Proposed A-F grading system for Detroit schools remains stalled
Detroit — Education officials in Detroit said Monday they are "exploring how to move forward" on development of an A-F rating system for Detroit schools while state education officials await a legal opinion on whether a school rating system violates federal law.
Members of the Community Education Commission, the organization tasked with development and approval of a letter grade system for Detroit's charter and traditional public schools, met Monday night for a board meeting but declined to publicly discuss the status of the system under development since last fall.
"We are still exploring how to move forward in light of statewide A-F," said Katie Rae Stolper, director of operations and accountability for the commission.
The system was to be finalized by December — first approved by the commission and then by the state — so schools know what they are being graded on, commission officials said in October.
Bill DiSessa, spokesman for the Michigan Department of Education, confirmed Monday that the department is in discussions with the state Attorney General’s Office to determine whether the new statewide A-F accountability system violates federal law.
A Dec. 18 letter by interim state Superintendent Sheila Alles, who opposes the new system, raised legal concerns before the law was approved by both chambers and signed by the governor last month.
Alles said the new law exempts special education students from the participation rate in the state's assessment, which would violate federal disability education laws. The new law omits alternative education campuses from the system and would violate federal education law, Alles said.
The Community Education Commission, formed by Mayor Mike Duggan to ensure access to Detroit schools, began development of the Detroit grading system last fall in a collaboration with public school officials, charter schools, teachers, organized labor and community groups.
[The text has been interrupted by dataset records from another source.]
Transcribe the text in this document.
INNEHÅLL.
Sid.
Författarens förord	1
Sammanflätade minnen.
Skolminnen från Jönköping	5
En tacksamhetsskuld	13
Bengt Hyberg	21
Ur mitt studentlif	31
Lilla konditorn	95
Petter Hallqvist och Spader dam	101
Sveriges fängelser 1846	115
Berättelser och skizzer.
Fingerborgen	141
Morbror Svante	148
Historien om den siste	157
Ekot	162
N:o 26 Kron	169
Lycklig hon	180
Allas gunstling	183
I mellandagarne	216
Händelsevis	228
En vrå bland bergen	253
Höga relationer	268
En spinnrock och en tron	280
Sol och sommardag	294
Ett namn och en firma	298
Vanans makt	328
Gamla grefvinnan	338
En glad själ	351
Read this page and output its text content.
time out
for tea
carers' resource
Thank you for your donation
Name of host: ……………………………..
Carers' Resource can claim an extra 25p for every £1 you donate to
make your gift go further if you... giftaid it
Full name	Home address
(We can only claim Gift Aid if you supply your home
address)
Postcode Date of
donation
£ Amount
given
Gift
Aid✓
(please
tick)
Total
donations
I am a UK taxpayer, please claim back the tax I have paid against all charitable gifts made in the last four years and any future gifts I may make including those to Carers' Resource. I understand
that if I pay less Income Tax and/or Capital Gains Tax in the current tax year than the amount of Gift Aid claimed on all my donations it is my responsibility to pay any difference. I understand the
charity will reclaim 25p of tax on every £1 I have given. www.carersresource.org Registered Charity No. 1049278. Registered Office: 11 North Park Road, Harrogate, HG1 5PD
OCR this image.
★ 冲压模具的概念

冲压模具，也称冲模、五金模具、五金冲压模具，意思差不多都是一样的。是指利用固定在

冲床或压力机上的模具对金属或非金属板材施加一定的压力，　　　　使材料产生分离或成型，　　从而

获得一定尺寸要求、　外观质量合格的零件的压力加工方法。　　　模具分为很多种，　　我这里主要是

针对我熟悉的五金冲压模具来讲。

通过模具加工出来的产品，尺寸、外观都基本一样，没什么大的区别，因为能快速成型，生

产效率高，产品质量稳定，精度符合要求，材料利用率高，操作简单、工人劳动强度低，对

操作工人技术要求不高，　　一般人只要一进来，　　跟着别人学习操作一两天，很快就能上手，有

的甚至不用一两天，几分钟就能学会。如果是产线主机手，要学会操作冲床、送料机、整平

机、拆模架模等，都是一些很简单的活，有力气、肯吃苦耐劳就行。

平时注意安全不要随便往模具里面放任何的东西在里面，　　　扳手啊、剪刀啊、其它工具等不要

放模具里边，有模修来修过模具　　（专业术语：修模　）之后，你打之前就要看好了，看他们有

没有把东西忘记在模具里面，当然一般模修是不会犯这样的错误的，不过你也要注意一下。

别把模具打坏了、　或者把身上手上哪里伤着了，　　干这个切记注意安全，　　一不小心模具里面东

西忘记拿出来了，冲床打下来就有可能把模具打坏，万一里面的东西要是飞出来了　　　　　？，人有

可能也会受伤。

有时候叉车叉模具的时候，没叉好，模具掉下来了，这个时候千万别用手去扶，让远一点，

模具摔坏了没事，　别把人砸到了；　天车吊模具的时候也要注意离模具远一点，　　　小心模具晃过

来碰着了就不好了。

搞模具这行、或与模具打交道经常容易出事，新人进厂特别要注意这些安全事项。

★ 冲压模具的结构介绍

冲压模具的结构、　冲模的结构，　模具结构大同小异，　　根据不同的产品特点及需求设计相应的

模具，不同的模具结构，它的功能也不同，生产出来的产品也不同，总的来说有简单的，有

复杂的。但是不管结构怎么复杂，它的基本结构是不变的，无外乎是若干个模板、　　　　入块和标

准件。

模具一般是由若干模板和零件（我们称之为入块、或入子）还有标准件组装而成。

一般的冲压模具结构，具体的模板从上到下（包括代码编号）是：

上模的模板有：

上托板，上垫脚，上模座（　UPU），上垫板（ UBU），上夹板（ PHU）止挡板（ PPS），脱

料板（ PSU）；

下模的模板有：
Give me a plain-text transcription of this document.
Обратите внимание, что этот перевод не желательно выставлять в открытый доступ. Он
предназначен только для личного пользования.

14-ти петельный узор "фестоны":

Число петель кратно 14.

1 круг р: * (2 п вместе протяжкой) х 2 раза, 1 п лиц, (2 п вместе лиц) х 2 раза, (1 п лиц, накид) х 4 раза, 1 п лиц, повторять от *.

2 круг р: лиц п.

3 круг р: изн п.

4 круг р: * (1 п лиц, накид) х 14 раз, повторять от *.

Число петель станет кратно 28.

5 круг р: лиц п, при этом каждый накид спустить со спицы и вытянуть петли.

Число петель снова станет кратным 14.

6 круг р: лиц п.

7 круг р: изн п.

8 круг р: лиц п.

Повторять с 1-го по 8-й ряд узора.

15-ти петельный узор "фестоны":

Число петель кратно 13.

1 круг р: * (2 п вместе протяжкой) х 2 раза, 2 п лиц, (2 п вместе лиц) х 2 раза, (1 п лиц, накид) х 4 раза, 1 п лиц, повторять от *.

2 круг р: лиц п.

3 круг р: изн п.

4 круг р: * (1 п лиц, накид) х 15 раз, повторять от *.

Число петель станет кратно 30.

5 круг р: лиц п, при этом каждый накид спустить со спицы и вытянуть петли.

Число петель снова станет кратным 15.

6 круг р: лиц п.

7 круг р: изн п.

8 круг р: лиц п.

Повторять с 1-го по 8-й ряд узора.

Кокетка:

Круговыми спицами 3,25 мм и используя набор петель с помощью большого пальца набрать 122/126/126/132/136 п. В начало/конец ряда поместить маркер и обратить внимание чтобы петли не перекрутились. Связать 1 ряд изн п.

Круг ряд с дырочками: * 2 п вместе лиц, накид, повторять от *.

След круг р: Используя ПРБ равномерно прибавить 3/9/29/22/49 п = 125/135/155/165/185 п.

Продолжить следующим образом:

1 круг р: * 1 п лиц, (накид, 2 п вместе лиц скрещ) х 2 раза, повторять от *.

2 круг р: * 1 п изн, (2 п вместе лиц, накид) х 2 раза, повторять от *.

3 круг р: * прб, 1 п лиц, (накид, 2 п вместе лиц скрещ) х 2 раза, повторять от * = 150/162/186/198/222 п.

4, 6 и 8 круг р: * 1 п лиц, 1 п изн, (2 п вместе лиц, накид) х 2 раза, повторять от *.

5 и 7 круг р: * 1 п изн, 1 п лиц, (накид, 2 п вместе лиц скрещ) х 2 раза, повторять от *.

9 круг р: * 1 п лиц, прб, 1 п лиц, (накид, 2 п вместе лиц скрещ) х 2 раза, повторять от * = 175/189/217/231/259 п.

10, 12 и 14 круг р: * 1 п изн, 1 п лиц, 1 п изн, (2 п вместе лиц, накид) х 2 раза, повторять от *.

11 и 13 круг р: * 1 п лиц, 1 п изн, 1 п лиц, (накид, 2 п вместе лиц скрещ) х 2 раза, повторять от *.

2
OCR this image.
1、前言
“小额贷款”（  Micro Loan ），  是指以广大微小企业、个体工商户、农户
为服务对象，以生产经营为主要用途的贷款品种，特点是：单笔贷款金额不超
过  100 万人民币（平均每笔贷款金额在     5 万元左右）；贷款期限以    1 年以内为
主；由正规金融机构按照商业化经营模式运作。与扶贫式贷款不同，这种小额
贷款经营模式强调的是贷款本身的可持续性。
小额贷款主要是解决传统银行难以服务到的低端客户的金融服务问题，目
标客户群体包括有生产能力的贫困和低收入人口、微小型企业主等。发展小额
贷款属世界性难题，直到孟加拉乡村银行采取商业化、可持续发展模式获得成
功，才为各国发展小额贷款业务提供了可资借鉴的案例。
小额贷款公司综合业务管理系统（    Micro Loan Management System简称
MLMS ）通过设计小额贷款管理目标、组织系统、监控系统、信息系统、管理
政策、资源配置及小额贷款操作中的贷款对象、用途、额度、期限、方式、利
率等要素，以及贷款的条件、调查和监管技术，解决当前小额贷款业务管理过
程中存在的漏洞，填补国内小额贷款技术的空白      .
The Detroit-only accountability system, a mandate attached to a $617 million state bailout of Detroit Public Schools in 2016, will focus predominantly on student growth and allow schools in the city to use different tests to measure growth, education leaders say.
The first set of grades from the Detroit system were expected to be based on two-years averages from the current 2018-19 school year and the previous year as required by the state, commission officials said.
The accountability system will assign a letter grade to each public school based on a point scale of 0 to 100. There are 106 schools at Detroit Public Schools Community District and 60 charter schools in the city.